About CMU LPS
Carnegie Mellon University
Library Publishing Service
Aims and Scope of LPS
At its core, LPS is a digital-first, open access publishing service, which supports liberal author rights through the use of Creative Commons licenses and public domain tools. LPS services and platforms are freely available to the CMU community to meet open access publishing needs.
Requirements to be Hosted by LPS
- All proposed works will be vetted.
- All works must have an affiliation to CMU through a campus unit, organization, or individual faculty member.
- Works affiliated with graduate or undergraduate organizations must be sponsored by a member of the CMU faculty or administration.
- Editors must agree to license their content under one of the Creative Commons licenses or another well-known open or public license.
- All editors must agree not to require author submission charges or Article Processing Charges (APCs).
- To host a publication, LPS requires at a minimum for each work to undergo editorial review. LPS strongly encourages publishers to adopt a form of peer-review.
- All content produced through LPS will remain freely available to all readers in the event that the publication moves to a new publisher.

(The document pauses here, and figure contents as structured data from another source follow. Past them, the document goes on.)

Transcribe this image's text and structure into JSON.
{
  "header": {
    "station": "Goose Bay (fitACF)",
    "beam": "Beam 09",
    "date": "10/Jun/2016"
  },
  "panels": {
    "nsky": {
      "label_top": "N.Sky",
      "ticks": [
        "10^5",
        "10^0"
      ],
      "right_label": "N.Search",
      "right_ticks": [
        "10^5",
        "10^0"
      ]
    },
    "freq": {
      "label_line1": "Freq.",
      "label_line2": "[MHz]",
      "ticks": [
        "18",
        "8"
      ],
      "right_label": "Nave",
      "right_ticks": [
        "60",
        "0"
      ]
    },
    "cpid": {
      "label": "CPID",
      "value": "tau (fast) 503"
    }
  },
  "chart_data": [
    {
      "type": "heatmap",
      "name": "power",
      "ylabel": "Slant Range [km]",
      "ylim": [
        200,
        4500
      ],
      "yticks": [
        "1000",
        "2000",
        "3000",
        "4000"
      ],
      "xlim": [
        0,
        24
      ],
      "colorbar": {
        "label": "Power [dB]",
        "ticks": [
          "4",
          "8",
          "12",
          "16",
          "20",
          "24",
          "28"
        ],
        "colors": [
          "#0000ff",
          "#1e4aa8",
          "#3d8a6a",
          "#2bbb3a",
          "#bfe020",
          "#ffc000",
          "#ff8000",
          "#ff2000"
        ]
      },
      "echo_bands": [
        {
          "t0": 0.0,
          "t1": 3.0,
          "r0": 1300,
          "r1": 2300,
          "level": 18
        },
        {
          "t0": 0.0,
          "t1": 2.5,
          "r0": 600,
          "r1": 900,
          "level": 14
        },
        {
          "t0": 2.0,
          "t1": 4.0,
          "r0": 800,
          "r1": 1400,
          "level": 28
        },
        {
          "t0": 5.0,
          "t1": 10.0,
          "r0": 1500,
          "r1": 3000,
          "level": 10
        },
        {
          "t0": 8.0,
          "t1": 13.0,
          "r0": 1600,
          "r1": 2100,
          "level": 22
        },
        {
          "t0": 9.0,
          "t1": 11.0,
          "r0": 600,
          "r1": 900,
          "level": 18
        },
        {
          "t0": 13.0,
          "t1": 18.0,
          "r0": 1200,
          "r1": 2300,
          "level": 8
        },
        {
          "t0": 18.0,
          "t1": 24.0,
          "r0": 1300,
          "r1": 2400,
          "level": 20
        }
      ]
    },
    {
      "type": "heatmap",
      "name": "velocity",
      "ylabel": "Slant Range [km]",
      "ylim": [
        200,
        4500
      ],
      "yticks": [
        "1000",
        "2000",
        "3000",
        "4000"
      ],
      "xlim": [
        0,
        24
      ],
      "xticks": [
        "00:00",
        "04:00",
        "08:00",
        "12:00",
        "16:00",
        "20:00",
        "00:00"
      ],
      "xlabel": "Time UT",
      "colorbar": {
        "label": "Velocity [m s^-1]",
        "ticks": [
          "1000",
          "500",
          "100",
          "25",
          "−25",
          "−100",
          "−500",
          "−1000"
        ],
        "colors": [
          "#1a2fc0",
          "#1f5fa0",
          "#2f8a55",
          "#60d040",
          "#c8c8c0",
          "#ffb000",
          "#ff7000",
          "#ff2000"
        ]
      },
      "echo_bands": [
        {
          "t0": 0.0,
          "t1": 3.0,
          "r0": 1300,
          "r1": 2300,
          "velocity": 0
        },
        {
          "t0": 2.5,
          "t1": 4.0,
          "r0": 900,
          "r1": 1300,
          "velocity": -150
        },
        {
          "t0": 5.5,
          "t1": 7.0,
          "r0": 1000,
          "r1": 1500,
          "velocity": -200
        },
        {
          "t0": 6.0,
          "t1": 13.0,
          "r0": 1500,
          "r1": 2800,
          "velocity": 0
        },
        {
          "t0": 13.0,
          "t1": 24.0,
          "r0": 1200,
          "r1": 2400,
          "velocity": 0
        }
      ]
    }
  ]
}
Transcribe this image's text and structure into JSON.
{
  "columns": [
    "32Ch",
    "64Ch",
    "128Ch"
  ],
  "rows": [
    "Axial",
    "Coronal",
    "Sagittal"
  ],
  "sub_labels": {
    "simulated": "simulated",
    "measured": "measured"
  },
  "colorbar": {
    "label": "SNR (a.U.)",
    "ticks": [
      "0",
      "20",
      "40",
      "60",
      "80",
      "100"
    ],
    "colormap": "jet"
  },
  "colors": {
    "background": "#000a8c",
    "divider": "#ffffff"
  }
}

The Janeway Publishing Platform
All journals or journal-like content hosted by LPS is published using the Janeway open-source publishing platform developed by the Birkbeck Centre for Technology and Publishing at the University of London. This platform provides a content management system (CMS) for the public-facing webpages of a journal's website and a manuscript management system (MMS) for submission, peer review, editorial development, and a variety of options to incorporate workflows for production including copyediting, typesetting, and proofing prior to publication. Janeway supports Editorial Review and Double-Blind, Single-Blind, or Open Peer Review.
No Lock-In: Permissions and Continued Access
CMU LPS is committed to using open, non-proprietary standards for the content of all publications it supports using digital publishing platforms. These standards allow content to be easily transferred to archives and other publishers. All of our article XML is compliant with the Journal Archiving Tag Suite (JATS) schema.
CMU LPS also endorses and follows the NISO Transfer Code of Practice to ensure that when a journal transfers between publishers, librarians, editors, and other publishers are informed and treated fairly.
CMU LPS administers and maintains the Janeway publishing platform to support the online dissemination of scholarly journals, journal-like content, and hybrid publication materials. All copyright to the published content is retained by the authors and creators, and we require that those managing these publications adhere to this principle. CMU LPS does not retain rights to the published content which can be transferred if the scholarly society or sponsor of the journal decides to change publishers.
CMU LPS does require that it retain copies of any publication released while the journal was hosted by CMU LPS. Works hosted by LPS agree to a non-exclusive perpetual royalty free license to use, duplicate and distribute the work in whole or in part. When an LPS-hosted publication ceases production, its past works will continue to be made available as open access publications. If the publisher moves to a new institution, LPS requires that the past works remain freely available through LPS, with acknowledgement and linkage to the new publishing site.